Il Papa tocca anche un punto dolente. «È uno scandalo quello di persone che vanno in chiesa, che stanno lì tutti i giorni e poi vivono odiando gli altri e parlando male della gente: meglio vivere come ateo anziché dare una contro-testimonianza dell’essere cristiani». Francesco osserva «come Gesù introduce l’insegnamento della preghiera del ‘Padre nostrò.

Lo fa prendendo le distanze da due gruppi del suo tempo. Anzitutto gli ipocriti». «C’è gente che è capace di tessere preghiere atee, senza Dio: lo fanno per essere ammirati dagli uomini», dice il Pontefice. L’altra categoria da cui Gesù prende le distanze è quella dei pagani, invitando a «non sprecare parole». «I pagani – annota Francesco – pensano che parlando parlando si prega, e anch’io penso a tanti cristiani che pensano che pregare sia parlare a Dio, scusatemi, come un pappagallo.
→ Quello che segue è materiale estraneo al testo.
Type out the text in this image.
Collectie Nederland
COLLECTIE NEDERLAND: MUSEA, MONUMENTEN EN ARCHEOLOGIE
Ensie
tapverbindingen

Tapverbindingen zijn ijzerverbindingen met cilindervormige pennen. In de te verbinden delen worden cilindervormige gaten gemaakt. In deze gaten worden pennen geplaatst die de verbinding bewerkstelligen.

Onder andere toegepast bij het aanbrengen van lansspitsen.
No, pregare si fa dal cuore, da dentro».

Conclusione dell’udienza con un gruppo di artisti del Circo di Cuba – giocolieri, acrobati e danzatrici al ritmo di ‘salsà – che si esibisce sul palco della Sala Nervi a beneficio del Papa e dei settemila pellegrini presenti. «Col loro spettacolo, portano bellezza – li saluta poi il Pontefice -: una bellezza che ci vuole tanto sforzo per farla, abbiamo visto, tanto allenamento, tanto andare avanti. Ma la bellezza sempre eleva il cuore, la bellezza ci porta alla bontà, ci porta a Dio. Grazie tante! Andate avanti così e offrite bellezza a tutto il mondo!».